An estimated 500 million people will be watching today's opening game between champions Brazil and humble Scotland, the first of a record 64. By the time we get to the final, on June 12, a staggering four billion will be tuned in - that's three quarters of the world's population, and the biggest audience ever.
From Bogata to Bologna, via Bedford and Bridlington, celebrations and commiserations will be shouted, sworn and drunk over the next month in every language under the sun by folk in shirts of every hue. More than ever before we will become part of a global village, glued to the communal tube for every twist and turn of drama. Planet Football will have come of age.
Celebrations in Paris actually started last night, with a carnival of bizarre and colourful events, some of which were even officially planned. Four separate parades were led by 60-foot high giants, to symbolise the four footballing continents, and converged on the Place de la Concorde. If well-intentioned, perhaps these Tele-tubby look alikes were carrying a message rather too high brow for most of those watching. Romeo, for instance, representing Europe, "lives as an art, a show, a never-ending celebration. He is a product of a culture that, since antiquity, has been wavering between mannerism and wealth... ," and so on.
Showing not too much of either were the thousands of Scots fans who were more than holding their own on the Champs-Elysees in a very unofficial festival of football, involving fans from most of the competing nations and which completely blocked the pavements. If they were feeling ripped off or impoverished by the non-arrival of hugely expensive tickets, the Scots were not showing it.
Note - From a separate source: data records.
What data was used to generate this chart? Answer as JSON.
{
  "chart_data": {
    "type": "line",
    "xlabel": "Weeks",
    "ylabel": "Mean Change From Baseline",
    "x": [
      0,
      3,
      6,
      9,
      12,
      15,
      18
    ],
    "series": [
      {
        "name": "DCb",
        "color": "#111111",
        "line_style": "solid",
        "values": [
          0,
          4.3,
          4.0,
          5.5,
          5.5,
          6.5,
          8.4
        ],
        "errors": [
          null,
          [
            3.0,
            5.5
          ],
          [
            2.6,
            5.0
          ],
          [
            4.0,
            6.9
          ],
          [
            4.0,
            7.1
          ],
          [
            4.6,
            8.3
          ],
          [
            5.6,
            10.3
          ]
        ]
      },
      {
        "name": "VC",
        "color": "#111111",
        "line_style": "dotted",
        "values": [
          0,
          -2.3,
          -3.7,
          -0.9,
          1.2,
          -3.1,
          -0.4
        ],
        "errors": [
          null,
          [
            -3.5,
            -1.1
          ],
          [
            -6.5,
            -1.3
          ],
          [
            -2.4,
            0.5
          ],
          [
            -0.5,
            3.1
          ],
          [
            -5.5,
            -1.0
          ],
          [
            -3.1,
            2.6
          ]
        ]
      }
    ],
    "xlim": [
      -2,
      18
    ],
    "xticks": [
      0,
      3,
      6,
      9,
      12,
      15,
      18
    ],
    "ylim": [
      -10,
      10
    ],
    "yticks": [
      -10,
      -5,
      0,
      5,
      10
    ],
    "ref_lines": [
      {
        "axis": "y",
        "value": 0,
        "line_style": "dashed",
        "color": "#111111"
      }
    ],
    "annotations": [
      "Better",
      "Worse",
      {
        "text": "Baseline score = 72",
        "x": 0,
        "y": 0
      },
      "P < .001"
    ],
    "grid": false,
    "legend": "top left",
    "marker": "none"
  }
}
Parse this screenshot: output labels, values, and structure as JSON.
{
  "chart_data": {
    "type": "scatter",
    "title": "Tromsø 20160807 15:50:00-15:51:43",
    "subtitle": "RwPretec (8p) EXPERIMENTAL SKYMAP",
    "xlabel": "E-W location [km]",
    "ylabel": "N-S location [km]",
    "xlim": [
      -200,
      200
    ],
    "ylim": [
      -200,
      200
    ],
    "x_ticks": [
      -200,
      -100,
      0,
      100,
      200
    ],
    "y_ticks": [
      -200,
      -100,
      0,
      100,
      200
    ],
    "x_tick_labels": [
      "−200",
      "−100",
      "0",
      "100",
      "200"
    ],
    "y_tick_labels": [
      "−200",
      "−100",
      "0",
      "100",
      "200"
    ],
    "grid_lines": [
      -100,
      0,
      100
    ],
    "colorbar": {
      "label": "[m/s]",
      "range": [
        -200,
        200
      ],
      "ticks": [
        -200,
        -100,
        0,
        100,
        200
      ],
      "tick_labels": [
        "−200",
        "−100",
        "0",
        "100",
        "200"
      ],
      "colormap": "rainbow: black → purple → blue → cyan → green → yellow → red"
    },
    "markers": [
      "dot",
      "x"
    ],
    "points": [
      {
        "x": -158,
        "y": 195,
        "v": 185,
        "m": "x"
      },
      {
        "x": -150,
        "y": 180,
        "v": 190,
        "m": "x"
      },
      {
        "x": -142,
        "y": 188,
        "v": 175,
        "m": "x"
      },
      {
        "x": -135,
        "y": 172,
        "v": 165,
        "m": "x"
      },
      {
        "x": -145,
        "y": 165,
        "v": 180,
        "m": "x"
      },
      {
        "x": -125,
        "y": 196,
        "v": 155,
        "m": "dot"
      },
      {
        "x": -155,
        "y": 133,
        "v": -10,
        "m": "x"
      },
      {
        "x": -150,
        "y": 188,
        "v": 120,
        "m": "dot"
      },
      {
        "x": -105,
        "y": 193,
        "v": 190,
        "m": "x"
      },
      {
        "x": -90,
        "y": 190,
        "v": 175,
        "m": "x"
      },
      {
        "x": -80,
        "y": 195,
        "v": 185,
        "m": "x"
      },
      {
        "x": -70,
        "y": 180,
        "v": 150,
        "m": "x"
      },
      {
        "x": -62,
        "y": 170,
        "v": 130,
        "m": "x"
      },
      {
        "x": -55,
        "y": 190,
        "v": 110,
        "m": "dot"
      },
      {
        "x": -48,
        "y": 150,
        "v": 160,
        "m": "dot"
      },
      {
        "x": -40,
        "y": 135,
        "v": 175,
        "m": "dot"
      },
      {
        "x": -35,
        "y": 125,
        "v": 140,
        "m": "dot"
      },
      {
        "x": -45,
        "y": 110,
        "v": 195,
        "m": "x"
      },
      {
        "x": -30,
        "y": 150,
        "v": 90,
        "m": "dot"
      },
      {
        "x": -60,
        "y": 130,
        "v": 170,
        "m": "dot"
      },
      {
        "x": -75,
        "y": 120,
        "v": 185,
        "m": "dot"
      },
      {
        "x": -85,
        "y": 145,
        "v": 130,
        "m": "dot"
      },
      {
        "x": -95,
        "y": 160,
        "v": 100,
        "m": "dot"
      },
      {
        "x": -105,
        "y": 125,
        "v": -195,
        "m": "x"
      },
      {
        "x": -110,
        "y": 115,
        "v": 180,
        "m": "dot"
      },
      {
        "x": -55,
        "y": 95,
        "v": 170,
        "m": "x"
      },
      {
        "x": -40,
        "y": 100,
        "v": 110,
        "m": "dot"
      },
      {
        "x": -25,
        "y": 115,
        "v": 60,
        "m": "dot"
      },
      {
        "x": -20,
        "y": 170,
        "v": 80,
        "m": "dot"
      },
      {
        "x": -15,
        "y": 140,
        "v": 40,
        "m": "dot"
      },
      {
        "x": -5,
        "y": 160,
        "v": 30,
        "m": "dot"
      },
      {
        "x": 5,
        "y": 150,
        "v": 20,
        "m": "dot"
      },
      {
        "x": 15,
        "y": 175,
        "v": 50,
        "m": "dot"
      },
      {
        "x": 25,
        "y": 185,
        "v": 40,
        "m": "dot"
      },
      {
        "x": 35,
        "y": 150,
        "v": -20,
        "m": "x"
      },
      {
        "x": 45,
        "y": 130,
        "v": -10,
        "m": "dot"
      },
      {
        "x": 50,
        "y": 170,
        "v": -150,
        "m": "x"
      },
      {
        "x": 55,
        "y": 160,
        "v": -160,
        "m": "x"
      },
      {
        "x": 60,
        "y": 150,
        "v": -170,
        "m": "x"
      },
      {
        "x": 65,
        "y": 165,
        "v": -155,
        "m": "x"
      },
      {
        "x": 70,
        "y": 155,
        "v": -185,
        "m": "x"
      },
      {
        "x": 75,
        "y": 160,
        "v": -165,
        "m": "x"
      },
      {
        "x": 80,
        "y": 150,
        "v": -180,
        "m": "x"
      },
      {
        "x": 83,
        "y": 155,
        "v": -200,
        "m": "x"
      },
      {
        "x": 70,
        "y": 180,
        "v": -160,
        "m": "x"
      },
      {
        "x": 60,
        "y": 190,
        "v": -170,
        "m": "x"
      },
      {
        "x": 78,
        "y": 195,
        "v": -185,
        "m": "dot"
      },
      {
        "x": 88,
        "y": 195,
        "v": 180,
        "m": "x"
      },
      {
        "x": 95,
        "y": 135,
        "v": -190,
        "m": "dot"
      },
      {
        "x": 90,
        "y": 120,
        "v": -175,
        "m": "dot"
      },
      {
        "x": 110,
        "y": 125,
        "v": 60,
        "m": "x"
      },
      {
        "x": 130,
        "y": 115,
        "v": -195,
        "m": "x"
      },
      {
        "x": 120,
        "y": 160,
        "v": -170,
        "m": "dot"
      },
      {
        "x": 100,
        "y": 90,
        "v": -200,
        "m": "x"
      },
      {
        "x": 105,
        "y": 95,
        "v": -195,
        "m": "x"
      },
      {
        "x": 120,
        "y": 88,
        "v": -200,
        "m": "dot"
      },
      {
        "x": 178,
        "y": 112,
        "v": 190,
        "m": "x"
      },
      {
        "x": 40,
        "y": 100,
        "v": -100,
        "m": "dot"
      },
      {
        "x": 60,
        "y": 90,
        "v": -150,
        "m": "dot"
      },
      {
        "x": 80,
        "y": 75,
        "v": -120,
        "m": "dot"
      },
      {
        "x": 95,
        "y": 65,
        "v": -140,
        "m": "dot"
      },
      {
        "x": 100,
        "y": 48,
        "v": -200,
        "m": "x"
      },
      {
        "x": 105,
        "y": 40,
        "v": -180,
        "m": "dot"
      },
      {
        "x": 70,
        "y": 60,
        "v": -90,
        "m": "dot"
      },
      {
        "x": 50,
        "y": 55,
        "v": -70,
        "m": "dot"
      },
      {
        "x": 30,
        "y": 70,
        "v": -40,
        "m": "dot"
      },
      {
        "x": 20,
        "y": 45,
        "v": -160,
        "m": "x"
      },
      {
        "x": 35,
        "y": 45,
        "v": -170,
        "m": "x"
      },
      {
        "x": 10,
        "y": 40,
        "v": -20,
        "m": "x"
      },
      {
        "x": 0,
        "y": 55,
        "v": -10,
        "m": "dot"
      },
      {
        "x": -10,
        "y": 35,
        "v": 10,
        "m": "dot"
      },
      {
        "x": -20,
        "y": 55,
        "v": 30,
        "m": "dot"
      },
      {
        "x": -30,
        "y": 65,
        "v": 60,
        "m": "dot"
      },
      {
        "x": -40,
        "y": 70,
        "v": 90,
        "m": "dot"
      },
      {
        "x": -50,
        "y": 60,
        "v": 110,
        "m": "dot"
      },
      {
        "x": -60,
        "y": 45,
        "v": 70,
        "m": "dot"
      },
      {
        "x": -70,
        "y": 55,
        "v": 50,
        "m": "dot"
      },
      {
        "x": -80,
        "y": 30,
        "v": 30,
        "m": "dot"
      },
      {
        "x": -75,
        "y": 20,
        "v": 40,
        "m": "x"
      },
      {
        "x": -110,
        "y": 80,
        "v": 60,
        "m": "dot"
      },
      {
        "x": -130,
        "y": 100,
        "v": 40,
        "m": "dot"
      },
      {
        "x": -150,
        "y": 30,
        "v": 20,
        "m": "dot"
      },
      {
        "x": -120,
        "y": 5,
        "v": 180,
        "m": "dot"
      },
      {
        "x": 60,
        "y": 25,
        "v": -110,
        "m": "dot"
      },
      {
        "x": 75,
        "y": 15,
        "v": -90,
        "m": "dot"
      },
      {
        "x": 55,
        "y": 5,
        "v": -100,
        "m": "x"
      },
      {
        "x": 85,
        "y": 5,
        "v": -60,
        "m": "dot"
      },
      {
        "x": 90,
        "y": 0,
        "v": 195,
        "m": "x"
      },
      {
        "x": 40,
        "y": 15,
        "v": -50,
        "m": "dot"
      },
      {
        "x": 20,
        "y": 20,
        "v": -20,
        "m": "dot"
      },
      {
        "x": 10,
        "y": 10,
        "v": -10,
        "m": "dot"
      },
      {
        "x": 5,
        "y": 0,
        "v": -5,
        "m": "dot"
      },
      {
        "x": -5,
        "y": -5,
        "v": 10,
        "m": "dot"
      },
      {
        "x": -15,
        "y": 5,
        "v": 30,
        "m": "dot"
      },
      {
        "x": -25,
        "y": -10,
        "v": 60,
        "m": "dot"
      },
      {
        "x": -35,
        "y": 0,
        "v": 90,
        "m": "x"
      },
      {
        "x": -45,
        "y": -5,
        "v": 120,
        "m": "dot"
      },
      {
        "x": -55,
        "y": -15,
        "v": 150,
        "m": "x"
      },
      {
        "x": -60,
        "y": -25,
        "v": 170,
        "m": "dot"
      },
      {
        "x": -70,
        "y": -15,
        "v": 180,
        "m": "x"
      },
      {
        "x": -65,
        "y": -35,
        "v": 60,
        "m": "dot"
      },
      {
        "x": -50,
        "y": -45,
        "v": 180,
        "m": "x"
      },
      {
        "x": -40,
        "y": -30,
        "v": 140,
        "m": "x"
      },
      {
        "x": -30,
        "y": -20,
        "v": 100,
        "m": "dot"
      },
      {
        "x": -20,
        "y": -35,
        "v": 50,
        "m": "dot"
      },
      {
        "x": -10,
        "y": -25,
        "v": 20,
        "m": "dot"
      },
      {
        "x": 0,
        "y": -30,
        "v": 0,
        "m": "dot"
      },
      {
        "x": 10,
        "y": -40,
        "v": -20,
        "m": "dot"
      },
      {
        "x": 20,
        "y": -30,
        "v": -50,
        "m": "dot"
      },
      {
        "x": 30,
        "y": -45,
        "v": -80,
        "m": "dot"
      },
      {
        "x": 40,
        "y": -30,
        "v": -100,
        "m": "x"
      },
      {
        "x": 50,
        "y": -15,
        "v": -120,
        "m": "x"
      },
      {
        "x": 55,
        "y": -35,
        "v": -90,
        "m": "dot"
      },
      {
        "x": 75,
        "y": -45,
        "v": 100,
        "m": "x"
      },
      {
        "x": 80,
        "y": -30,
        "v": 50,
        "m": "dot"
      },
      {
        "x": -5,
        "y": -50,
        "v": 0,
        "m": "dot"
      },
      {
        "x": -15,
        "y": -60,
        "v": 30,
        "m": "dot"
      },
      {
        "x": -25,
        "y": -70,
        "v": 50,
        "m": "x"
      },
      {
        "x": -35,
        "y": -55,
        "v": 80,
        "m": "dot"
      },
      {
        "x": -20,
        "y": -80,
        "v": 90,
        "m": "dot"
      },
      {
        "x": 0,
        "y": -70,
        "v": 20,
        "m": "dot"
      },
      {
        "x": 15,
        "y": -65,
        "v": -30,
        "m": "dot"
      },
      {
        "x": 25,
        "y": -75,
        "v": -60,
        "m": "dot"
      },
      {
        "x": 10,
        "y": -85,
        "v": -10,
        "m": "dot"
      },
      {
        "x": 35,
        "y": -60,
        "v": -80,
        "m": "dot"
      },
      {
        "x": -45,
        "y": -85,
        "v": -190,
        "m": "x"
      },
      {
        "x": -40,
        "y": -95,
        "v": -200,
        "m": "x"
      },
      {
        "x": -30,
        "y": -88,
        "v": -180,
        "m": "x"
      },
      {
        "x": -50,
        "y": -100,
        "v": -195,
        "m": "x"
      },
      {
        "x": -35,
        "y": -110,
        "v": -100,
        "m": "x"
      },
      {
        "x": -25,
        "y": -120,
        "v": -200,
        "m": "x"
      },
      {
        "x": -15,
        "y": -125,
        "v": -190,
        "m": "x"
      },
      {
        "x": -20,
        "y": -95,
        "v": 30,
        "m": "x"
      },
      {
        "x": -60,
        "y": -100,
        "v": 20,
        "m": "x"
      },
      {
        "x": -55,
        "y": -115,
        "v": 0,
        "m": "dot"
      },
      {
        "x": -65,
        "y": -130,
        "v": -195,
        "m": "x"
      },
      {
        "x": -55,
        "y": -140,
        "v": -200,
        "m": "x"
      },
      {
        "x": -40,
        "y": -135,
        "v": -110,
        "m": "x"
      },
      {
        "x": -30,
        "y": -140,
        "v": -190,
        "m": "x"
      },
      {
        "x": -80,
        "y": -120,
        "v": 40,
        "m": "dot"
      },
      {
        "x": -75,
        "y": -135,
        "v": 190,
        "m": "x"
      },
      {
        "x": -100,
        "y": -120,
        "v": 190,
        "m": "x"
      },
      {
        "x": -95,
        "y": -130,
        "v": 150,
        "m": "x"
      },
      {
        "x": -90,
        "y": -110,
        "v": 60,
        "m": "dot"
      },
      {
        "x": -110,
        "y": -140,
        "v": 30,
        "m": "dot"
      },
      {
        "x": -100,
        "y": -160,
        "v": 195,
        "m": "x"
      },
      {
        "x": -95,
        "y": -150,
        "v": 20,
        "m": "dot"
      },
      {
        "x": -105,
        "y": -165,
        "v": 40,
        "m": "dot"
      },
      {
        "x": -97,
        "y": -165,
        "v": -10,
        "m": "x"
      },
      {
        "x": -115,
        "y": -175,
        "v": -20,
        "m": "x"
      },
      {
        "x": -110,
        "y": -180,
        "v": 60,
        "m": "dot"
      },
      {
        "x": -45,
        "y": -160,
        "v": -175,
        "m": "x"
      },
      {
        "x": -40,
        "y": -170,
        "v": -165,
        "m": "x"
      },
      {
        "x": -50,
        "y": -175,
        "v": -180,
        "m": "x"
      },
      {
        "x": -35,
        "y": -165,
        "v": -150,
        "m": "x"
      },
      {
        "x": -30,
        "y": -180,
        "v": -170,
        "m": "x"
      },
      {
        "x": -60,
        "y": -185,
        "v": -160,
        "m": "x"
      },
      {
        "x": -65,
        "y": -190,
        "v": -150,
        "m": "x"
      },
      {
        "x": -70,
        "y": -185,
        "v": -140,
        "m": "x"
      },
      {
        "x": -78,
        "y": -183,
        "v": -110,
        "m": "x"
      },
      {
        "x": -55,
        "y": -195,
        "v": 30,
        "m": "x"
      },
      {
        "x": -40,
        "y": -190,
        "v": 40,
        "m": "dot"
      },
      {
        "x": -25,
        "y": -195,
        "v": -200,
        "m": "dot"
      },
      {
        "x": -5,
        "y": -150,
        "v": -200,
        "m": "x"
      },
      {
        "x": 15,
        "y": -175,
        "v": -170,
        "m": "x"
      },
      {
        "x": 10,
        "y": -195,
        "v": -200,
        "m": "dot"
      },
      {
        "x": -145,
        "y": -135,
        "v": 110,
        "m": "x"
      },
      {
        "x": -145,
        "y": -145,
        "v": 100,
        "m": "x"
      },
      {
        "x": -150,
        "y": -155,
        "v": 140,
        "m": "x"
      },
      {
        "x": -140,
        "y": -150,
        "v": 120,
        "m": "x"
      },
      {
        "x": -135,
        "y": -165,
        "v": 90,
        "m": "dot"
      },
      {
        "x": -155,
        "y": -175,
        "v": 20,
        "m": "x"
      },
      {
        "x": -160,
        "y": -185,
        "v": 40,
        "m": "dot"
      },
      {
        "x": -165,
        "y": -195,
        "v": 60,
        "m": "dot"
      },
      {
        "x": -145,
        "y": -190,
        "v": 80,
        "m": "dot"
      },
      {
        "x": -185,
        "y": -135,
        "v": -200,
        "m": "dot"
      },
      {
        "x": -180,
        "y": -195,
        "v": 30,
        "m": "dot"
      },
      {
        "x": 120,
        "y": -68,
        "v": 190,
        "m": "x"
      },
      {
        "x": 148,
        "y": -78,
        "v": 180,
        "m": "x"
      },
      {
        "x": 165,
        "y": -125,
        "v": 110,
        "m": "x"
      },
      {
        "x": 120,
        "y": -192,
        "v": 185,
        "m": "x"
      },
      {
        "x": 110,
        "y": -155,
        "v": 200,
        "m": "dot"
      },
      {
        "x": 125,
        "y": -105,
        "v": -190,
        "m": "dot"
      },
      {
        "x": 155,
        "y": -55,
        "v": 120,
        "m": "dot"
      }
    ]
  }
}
Perhaps they were oblivious.
A move by Le Folies Bergere, the Paris cabaret famous for its dancing girls, may possibly provide them with a chance to re-coup losses, in Full Monty style. The club is putting on a show of male strippers in order to cater for "football widows" during the competition.
Back home, the country is expected to completely close down this afternoon as Scotland face their most important and illustrious game in their history. In Britain as a whole, a survey has found that almost one in three men will be taking time off work to watch the tournament at home. Monday afternoon, when England meet Tunisia in their opening game with a 1.30 kick-off, is expected to witness a mass exodus from factories and offices. Some firms are bowing to the inevitable, with Cadbury's in Birmingham piping live radio commentary to its 4,000 staff to try and keep as many as possible at their work.
British brewers are rubbing their hands in anticipation of the alcoholic floodgates opening. Pubs everywhere have finished bolting in the big screens and ordering extra barrels for the cellar, and it will be there that the relatively new national pastime of pub football will reach its zenith - fostering with it a kind of rowdy community spirit not seen since VE Day, or at least 1966.
Bookies are also looking forward to a lot of action. Over pounds 150 million will be bet on the competition, making it the biggest betting event in bookmaking history.
For those who can't even bear to tear themselves away from the TV for a walk down to the local, Asda alone has already spent pounds 300,000 on extra cans of beer and lager. Meanwhile Customs officers have reported a boom in cross channel traffic for bootleggers, importing a cheaper if illicit alternative.
Even at home, however, you are not safe if you live in the London borough of Brent. The council has hatched a dastardly scheme to try and recoup some of its missing millions of council tax arrears. It has sent out thousands of final demands and summonses, with the threat that if people don't pay then the bailiffs will be sent round - to take the television.